Astrothelium pseudomegalophthalmum

Scientific classification
- Kingdom: Fungi
- Division: Ascomycota
- Class: Dothideomycetes
- Order: Trypetheliales
- Family: Trypetheliaceae
- Genus: Astrothelium
- Species: A. pseudomegalophthalmum
- Binomial name: Astrothelium pseudomegalophthalmum Aptroot (2016)

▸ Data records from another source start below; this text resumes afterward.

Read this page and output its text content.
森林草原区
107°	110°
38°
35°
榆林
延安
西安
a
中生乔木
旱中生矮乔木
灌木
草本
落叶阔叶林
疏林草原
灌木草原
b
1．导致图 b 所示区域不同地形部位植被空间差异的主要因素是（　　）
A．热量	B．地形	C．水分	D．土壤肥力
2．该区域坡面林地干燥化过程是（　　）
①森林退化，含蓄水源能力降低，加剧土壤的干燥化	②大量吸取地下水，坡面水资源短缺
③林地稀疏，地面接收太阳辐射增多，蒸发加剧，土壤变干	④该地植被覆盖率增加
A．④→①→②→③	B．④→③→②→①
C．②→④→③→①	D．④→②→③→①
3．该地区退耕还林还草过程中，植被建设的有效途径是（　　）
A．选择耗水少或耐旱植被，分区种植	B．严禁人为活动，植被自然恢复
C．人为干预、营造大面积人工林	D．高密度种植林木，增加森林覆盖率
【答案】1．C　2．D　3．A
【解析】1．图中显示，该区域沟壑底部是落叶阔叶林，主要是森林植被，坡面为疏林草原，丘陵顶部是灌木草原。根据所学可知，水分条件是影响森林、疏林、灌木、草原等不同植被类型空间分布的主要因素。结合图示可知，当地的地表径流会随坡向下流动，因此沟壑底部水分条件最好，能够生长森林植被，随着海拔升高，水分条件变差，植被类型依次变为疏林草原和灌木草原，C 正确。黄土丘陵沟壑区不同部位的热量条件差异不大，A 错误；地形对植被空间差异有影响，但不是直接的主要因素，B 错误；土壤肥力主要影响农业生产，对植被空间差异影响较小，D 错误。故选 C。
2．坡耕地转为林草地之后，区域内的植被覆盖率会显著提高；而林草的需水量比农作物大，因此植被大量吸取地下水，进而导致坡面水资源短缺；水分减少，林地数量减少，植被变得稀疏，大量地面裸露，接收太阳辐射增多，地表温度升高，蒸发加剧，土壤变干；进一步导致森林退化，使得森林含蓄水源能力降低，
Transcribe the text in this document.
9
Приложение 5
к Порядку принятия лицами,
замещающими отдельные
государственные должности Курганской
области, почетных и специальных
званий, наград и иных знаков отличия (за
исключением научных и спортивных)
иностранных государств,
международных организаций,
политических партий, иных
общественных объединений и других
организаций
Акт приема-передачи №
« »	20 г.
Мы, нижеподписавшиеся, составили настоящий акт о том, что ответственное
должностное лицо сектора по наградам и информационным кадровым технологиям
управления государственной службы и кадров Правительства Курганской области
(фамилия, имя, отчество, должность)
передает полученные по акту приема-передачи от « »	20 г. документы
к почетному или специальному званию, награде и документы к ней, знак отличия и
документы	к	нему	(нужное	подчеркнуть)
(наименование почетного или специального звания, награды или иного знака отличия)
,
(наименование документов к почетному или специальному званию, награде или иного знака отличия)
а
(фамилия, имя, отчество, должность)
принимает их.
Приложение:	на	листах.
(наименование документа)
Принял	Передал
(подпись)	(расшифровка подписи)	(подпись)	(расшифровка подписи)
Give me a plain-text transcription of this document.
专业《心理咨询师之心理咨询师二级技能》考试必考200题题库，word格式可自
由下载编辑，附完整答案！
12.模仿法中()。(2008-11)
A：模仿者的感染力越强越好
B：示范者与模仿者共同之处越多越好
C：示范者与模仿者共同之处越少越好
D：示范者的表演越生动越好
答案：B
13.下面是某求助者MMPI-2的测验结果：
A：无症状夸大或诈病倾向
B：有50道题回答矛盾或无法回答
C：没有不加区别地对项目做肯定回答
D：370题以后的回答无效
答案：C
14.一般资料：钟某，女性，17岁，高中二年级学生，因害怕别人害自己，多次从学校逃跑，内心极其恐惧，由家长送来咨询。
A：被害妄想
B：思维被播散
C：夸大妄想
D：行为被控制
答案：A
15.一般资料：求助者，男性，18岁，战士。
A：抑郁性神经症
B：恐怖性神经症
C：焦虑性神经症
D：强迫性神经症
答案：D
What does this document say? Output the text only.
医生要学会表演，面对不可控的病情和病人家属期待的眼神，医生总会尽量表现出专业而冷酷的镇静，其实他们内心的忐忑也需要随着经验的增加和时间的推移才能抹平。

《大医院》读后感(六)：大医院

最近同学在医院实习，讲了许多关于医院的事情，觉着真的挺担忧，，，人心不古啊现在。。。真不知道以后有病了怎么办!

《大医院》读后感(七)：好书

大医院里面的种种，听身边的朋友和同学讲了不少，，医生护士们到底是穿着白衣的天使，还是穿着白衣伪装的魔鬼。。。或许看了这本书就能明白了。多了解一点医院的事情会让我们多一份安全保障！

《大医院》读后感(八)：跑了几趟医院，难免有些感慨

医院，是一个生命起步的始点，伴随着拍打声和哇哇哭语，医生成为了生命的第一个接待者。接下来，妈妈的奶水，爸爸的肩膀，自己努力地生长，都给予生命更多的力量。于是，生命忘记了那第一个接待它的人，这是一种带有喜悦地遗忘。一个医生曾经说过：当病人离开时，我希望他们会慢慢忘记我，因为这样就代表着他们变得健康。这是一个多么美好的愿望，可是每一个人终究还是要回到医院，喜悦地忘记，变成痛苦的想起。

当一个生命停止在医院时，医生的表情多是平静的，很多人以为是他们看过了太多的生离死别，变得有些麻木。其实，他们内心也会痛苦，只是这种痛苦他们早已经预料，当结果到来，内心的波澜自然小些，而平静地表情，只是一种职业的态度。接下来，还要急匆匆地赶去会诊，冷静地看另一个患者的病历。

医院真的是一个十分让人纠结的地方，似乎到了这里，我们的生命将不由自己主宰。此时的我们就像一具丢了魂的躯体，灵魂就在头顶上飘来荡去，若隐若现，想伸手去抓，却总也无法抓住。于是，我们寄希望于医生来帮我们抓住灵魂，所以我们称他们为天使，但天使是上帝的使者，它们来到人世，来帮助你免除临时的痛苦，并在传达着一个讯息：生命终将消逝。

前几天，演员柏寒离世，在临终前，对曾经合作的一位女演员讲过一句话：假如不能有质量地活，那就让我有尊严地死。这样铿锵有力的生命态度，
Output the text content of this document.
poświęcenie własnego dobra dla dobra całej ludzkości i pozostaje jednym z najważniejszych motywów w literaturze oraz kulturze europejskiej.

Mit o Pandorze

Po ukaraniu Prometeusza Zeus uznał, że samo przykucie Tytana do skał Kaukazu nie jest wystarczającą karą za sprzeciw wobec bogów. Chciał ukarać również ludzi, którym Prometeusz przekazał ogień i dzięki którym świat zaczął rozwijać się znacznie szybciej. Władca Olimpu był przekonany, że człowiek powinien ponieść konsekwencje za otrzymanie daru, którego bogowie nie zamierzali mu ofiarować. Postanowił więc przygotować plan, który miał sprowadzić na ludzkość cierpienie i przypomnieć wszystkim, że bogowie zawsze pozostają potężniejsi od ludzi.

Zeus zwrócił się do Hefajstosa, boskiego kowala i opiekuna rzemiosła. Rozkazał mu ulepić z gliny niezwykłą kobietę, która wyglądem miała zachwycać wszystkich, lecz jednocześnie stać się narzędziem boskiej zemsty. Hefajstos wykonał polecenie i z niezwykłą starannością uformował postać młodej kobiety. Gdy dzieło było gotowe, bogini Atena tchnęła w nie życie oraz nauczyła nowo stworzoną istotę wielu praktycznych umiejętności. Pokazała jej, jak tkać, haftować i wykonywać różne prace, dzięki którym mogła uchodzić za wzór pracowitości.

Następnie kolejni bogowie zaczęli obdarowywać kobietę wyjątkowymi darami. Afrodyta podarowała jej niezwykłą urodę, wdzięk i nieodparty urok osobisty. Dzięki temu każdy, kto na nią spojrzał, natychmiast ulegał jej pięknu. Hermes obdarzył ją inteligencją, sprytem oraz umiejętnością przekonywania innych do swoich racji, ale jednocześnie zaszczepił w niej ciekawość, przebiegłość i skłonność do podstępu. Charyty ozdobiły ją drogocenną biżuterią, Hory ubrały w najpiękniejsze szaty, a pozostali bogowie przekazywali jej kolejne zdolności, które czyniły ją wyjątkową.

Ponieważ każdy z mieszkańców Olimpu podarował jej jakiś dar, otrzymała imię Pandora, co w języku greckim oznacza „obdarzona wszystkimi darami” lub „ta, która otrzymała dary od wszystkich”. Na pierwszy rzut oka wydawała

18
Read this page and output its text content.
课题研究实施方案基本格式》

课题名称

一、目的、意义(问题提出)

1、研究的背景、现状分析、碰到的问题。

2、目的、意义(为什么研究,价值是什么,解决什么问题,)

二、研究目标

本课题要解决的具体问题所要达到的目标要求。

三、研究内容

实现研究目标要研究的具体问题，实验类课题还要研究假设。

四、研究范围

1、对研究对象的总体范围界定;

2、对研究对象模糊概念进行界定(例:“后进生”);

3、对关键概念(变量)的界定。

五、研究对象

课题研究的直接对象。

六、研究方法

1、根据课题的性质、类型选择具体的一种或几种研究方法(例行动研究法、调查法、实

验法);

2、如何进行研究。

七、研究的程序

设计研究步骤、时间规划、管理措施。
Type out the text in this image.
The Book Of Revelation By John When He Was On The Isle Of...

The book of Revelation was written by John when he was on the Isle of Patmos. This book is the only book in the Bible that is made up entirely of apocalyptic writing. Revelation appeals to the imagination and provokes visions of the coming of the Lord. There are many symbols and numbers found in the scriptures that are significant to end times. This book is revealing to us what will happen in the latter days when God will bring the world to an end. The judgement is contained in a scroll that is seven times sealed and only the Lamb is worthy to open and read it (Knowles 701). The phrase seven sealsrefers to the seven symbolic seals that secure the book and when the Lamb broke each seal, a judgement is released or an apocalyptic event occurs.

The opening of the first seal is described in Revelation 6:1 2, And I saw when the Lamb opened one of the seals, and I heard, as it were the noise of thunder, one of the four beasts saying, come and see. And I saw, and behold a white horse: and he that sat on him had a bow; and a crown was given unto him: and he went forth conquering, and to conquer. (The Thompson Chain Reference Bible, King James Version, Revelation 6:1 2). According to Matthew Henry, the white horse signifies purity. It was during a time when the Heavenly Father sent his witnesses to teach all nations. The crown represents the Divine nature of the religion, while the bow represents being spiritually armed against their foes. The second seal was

= Astrothelium pseudomegalophthalmum =

- Authority: Aptroot (2016)

Species of lichen

Astrothelium pseudomegalophthalmum is a species of corticolous (bark-dwelling), crustose lichen in the family Trypetheliaceae. Found in Colombia, it was formally described as a new species in 2016 by Dutch lichenologist André Aptroot. The type specimen was collected from Araracuara (Amazonas Department) at an altitude of 300 m; there, in a savanna forest, it was found growing on smooth tree bark. The lichen has a smooth and somewhat shiny, pale olive-green thallus with a cortex and a thin black prothallus line. The lichen thallus covers areas of up to 7 cm in diameter, and its presence does not induce the formation of galls in the host plant. No lichen products were detected in collected samples using thin-layer chromatography. The characteristics of the lichen that distinguish it from others in Astrothelium are its solitary to irregularly confluent ascomata, which are with an exposed upper part. Its ascospores have seven septa and measure 152–166 by 32–37 μm. Its namesake species, A. megalophthalmum, also has large spores with seven septa.